Gil Davis views the campaign for the Republican Party lieutenant-governor nomination in stark black-and-white terms.

“We’re in a fight for the soul of the Republican Party that will determine whether we are the tax-and-spend party in Virginia or we are the party that aims to be fiscally responsible to the people of this great state,” the Fairfax attorney told The Augusta Free Press on Wednesday.

Davis is competing for the party nod in a crowded four-candidate primary that also features Mechanicsville Sen. Bill Bolling, Prince William County Board of Supervisors chair Sean Connaughton and Mount Solon Sen. Emmett Hanger.

One point about all three, Davis said, is that “they have all raised taxes” – despite their protestations on the campaign trail and elsewhere that they are fiscal conservatives.

Noting the role of lieutenant governor as presiding officer of the Virginia Senate, Davis lashed out at Bolling and Hanger and their GOP colleagues in the senior chamber of the state legislature for “not keeping their end of the bargain on the matter of the principle of limited government and accountability for government spending and making sure that taxes are not burdensome on the people who pay them.”

“No one is saying that the reason to run for this job, except for me, is to bring common sense to the job of being the presiding officer of the Virginia Senate,” Davis said. “As presiding officer, I’m not going to sit still for people making promises to the public about taxes and spending and then getting in there and breaking those promises. I don’t come to bring peace there. I come to bring a sword if necessary. That’s just my history. I’m a fighter.”

Davis said he will fight to make sure that the Commonwealth does right by its public-safety officers.

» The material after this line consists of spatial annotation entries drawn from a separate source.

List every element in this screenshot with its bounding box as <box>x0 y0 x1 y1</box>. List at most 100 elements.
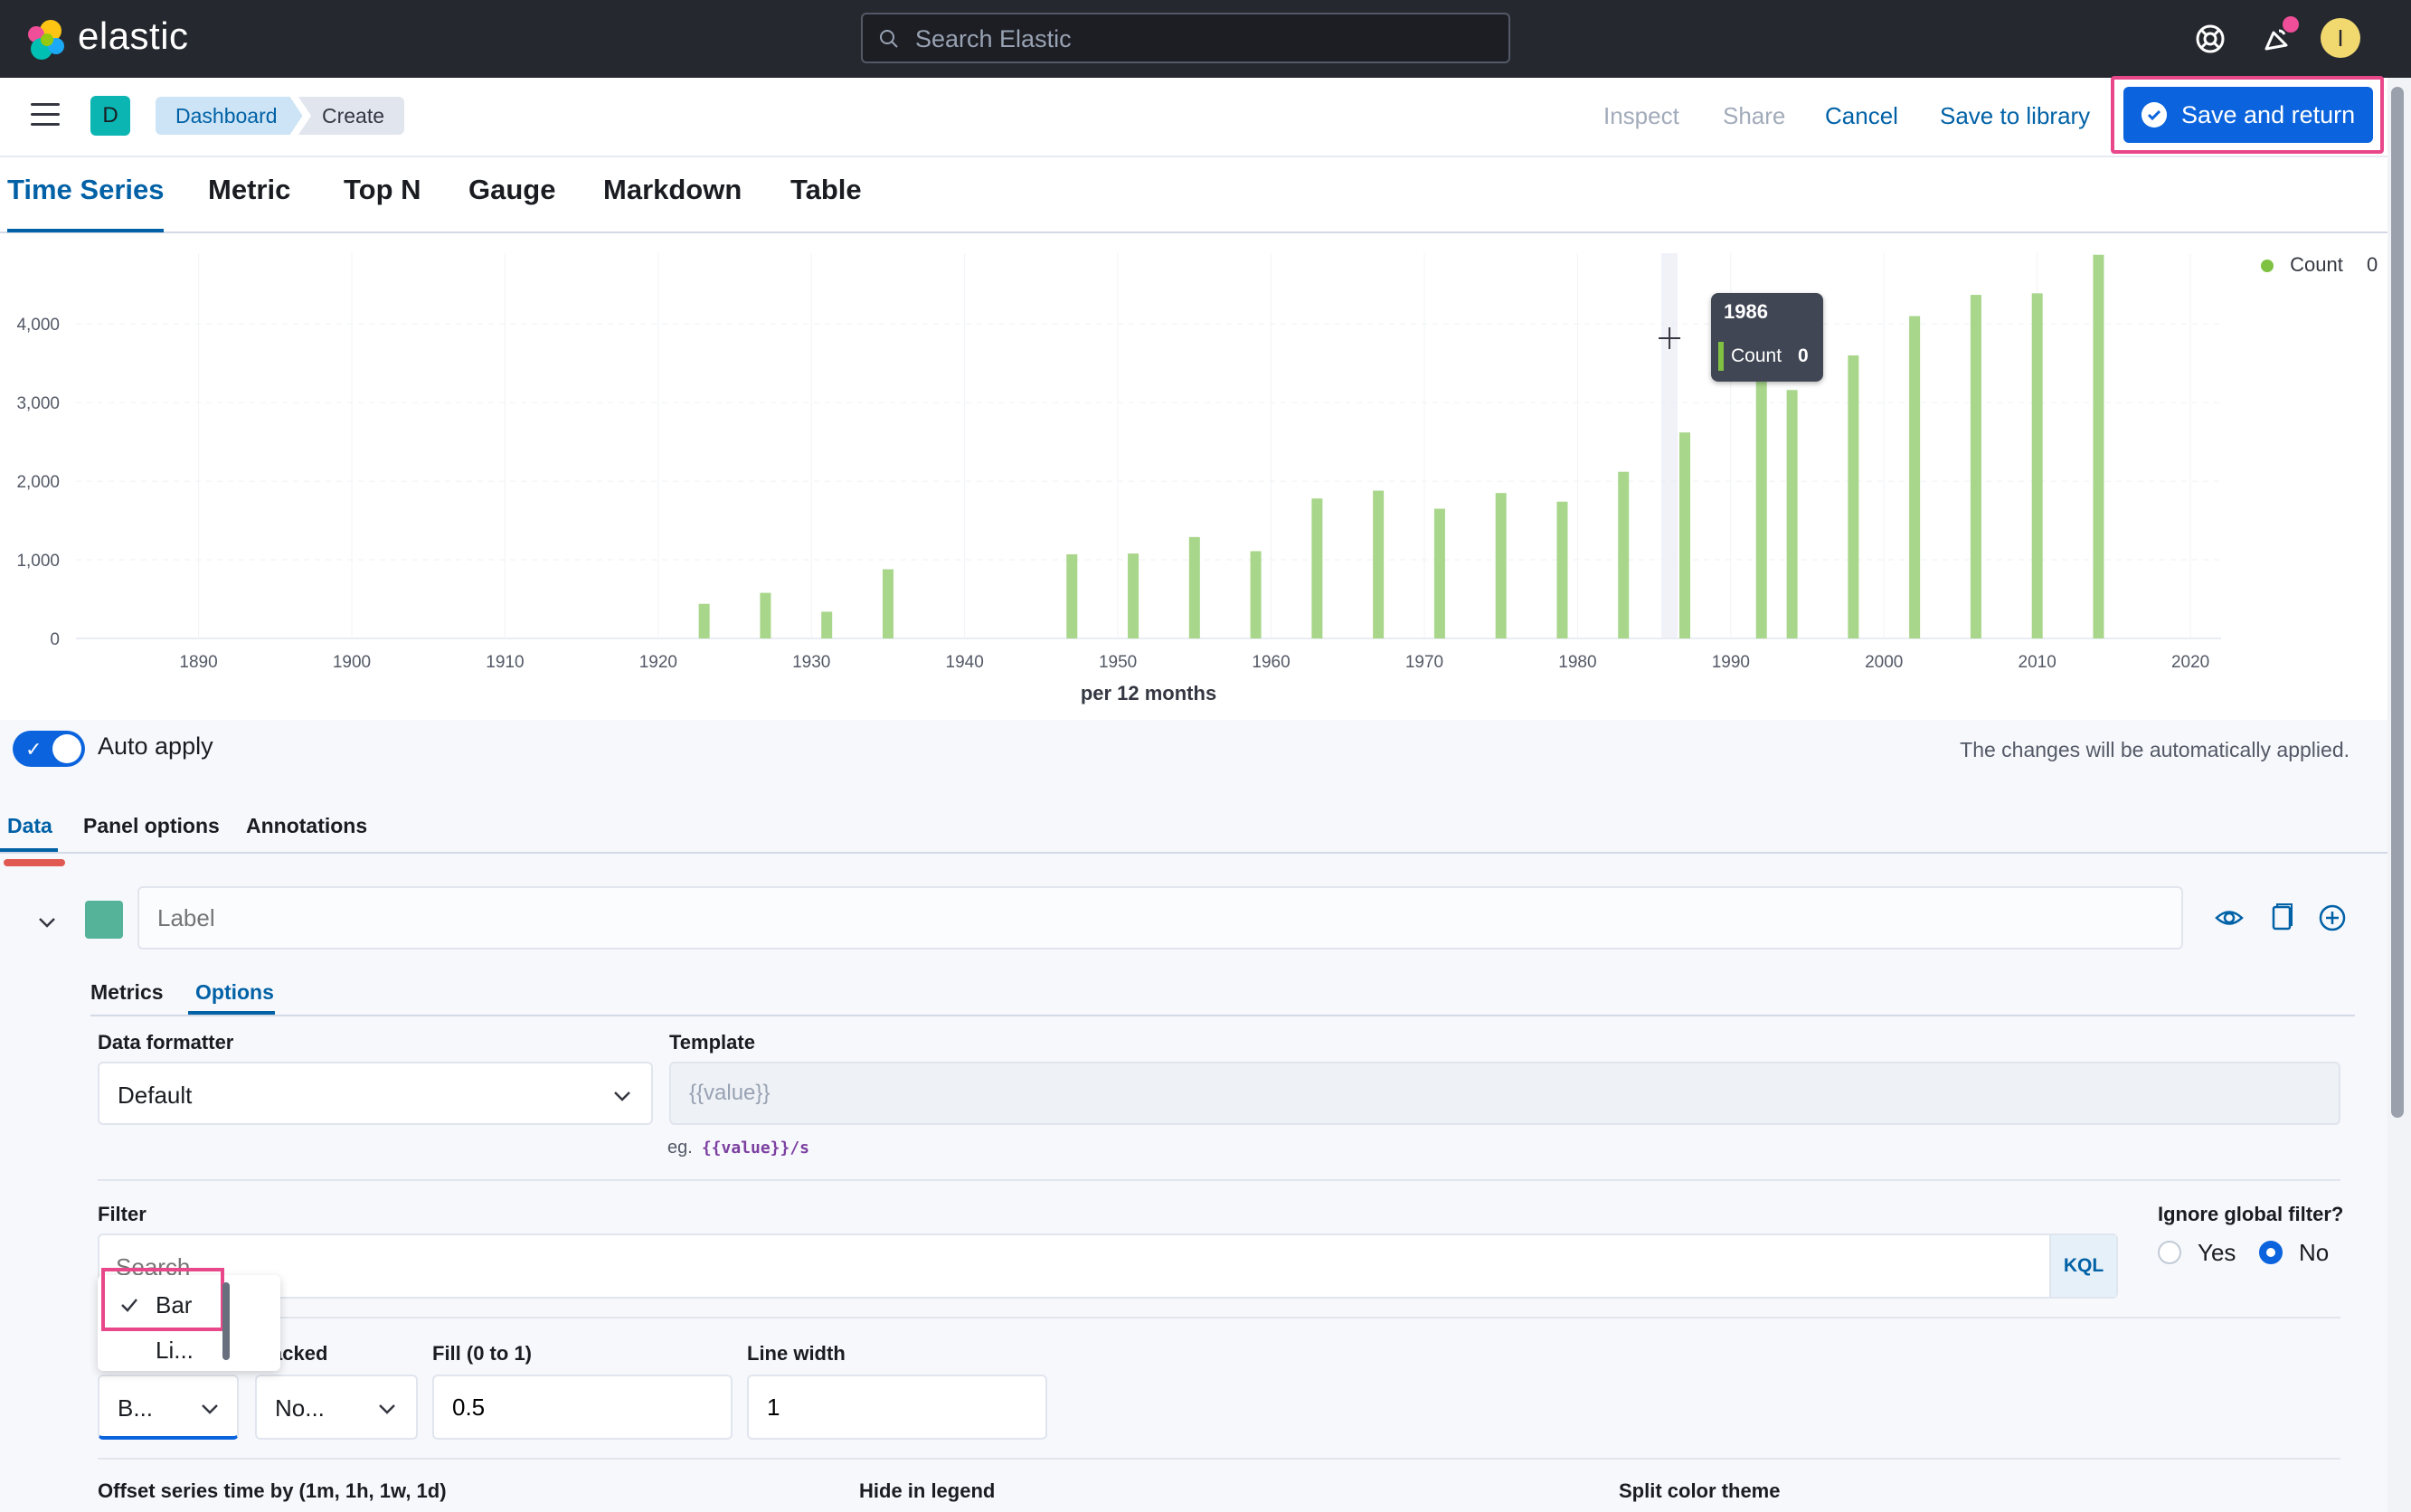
bar-count[interactable] <box>698 603 710 638</box>
y-tick-label: 4,000 <box>16 316 60 335</box>
data-formatter-value: Default <box>118 1082 193 1109</box>
breadcrumb-create: Create <box>298 97 405 135</box>
bar-count[interactable] <box>760 592 771 638</box>
page-scrollbar-thumb[interactable] <box>2391 87 2404 1118</box>
fill-field[interactable] <box>432 1375 733 1440</box>
sub-tabs-divider <box>90 1015 2355 1016</box>
stacked-select[interactable]: No... <box>255 1375 418 1440</box>
tab-markdown[interactable]: Markdown <box>603 174 742 228</box>
tab-annotations[interactable]: Annotations <box>246 814 367 838</box>
add-series-icon[interactable] <box>2317 902 2348 933</box>
section-divider <box>98 1179 2340 1181</box>
auto-apply-toggle[interactable]: ✓ <box>13 731 85 767</box>
chevron-down-icon <box>202 1404 218 1414</box>
ignore-global-yes-radio[interactable] <box>2158 1241 2181 1264</box>
template-example-code: {{value}}/s <box>701 1139 810 1158</box>
x-tick-label: 1980 <box>1558 653 1596 672</box>
tab-options[interactable]: Options <box>195 980 274 1005</box>
bar-count[interactable] <box>1909 316 1921 638</box>
template-example-prefix: eg. <box>667 1138 693 1158</box>
template-field[interactable] <box>669 1062 2340 1125</box>
bar-option-highlight <box>101 1268 224 1331</box>
tab-gauge[interactable]: Gauge <box>468 174 555 228</box>
eye-icon[interactable] <box>2214 902 2245 933</box>
data-formatter-select[interactable]: Default <box>98 1062 653 1125</box>
series-label-field[interactable] <box>137 886 2183 950</box>
collapse-series-chevron-icon[interactable] <box>36 912 58 933</box>
bar-count[interactable] <box>1970 295 1981 638</box>
bar-count[interactable] <box>1066 553 1078 638</box>
ignore-global-no-radio[interactable] <box>2259 1241 2283 1264</box>
chart-tooltip: 1986 Count 0 <box>1711 293 1823 382</box>
tab-table[interactable]: Table <box>790 174 862 228</box>
chart-type-option-line[interactable]: Li... <box>98 1328 269 1373</box>
share-button[interactable]: Share <box>1723 99 1785 132</box>
time-series-chart[interactable]: 0 1,000 2,000 3,000 4,000 1890 1900 1910 1920 193… <box>0 233 2387 722</box>
bar-count[interactable] <box>1848 355 1859 638</box>
series-color-picker[interactable] <box>85 901 123 939</box>
save-to-library-button[interactable]: Save to library <box>1940 99 2090 132</box>
bar-count[interactable] <box>1786 390 1798 638</box>
ignore-global-no-label[interactable]: No <box>2299 1239 2329 1267</box>
inspect-button[interactable]: Inspect <box>1603 99 1679 132</box>
brand-name[interactable]: elastic <box>78 14 189 58</box>
elastic-logo-icon[interactable] <box>24 16 69 61</box>
fill-label: Fill (0 to 1) <box>432 1342 532 1365</box>
bar-count[interactable] <box>1556 501 1568 638</box>
global-search[interactable] <box>861 13 1510 63</box>
dropdown-scrollbar[interactable] <box>222 1282 230 1360</box>
search-icon <box>880 30 898 48</box>
x-axis-label: per 12 months <box>1081 682 1216 704</box>
cancel-button[interactable]: Cancel <box>1825 99 1898 132</box>
bar-count[interactable] <box>1188 536 1200 638</box>
bar-count[interactable] <box>1679 432 1690 638</box>
line-width-input[interactable] <box>749 1376 1045 1438</box>
template-input[interactable] <box>671 1063 2339 1123</box>
app-toolbar: D Dashboard Create Inspect Share Cancel … <box>0 78 2387 157</box>
tab-top-n[interactable]: Top N <box>344 174 421 228</box>
filter-input[interactable] <box>114 1248 1926 1286</box>
line-width-field[interactable] <box>747 1375 1047 1440</box>
bar-count[interactable] <box>1495 493 1507 638</box>
kql-language-button[interactable]: KQL <box>2049 1235 2116 1297</box>
section-divider <box>98 1317 2340 1318</box>
menu-icon[interactable] <box>31 103 60 128</box>
check-circle-icon <box>2142 102 2167 128</box>
tab-metrics[interactable]: Metrics <box>90 980 164 1005</box>
tab-selected-indicator <box>0 848 58 852</box>
bar-count[interactable] <box>1755 363 1767 638</box>
ignore-global-yes-label[interactable]: Yes <box>2198 1239 2236 1267</box>
y-tick-label: 0 <box>50 630 60 649</box>
search-input[interactable] <box>913 22 1496 56</box>
bar-count[interactable] <box>1250 551 1262 638</box>
bar-count[interactable] <box>1618 471 1630 638</box>
bar-count[interactable] <box>2031 293 2043 638</box>
tab-metric[interactable]: Metric <box>208 174 290 228</box>
fill-input[interactable] <box>434 1376 731 1438</box>
breadcrumb-dashboard[interactable]: Dashboard <box>156 97 303 135</box>
bar-count[interactable] <box>1311 498 1323 638</box>
bar-count[interactable] <box>1433 508 1445 638</box>
tab-time-series[interactable]: Time Series <box>7 174 165 232</box>
chart-type-select[interactable]: B... <box>98 1375 239 1440</box>
x-tick-label: 1890 <box>179 653 217 672</box>
bar-count[interactable] <box>1128 553 1139 638</box>
bar-count[interactable] <box>821 611 833 638</box>
chart-legend[interactable]: Count 0 <box>2261 253 2378 277</box>
bar-count[interactable] <box>882 569 893 638</box>
top-header: elastic I <box>0 0 2411 78</box>
filter-field[interactable]: KQL <box>98 1233 2118 1299</box>
series-label-input[interactable] <box>139 888 2181 948</box>
help-icon[interactable] <box>2191 20 2229 58</box>
tabs-divider <box>0 852 2387 854</box>
hide-in-legend-label: Hide in legend <box>859 1479 996 1502</box>
user-avatar[interactable]: I <box>2321 18 2360 58</box>
option-line-label: Li... <box>156 1337 194 1364</box>
tab-panel-options[interactable]: Panel options <box>83 814 220 838</box>
tab-data[interactable]: Data <box>7 814 52 838</box>
clone-icon[interactable] <box>2266 902 2297 933</box>
bar-count[interactable] <box>2093 254 2104 638</box>
space-avatar[interactable]: D <box>90 96 130 136</box>
save-and-return-button[interactable]: Save and return <box>2123 87 2373 143</box>
bar-count[interactable] <box>1373 490 1385 638</box>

“The very reason that we have government is that people got together so that they could defend themselves from attack,” said Davis, who proposes taking steps to ensure that law-enforcement officers are paid commensurate to their value to society and to beef up their numbers in the wake of the demands that have been placed on them in the wake of the 9/11 attacks.

He promises as well to work toward solutions to transportation problems that make travel in Northern Virginia a daily nightmare.

“We have to do something on this soon, because if we don’t address those issues soon, we risk choking off the economic growth that is the engine that drives the economy of our Commonwealth,” Davis said.

“In Northern Virginia, people are net taxpayers. Which is important for the rest of the state, because that’s where a lot of money goes to help out communities that otherwise couldn’t afford the best schools and the best law enforcement that they can have at their disposal,” Davis said.

What the race will come down to eventually, though, is the tax issue.

“We all know that government doesn’t create anything. It spends money. And there are some things that it needs to spend money on, that the people can’t do for themselves, like public safety. But leaving the money in the hands of the taxpayers, as much as is possible, allows the private market to create jobs and wealth,” Davis said.

“It always sort of amazes me that you hear talk of a public sector and a private sector as if they’re two economic sectors. But there would not be a public sector if there wasn’t a private sector in America. There is no economic engine that government raises wealth from. It’s the ability of the private sector, private enterprise, to create jobs and innovations and all sorts of other things that sets the parameters for everything else,” Davis said.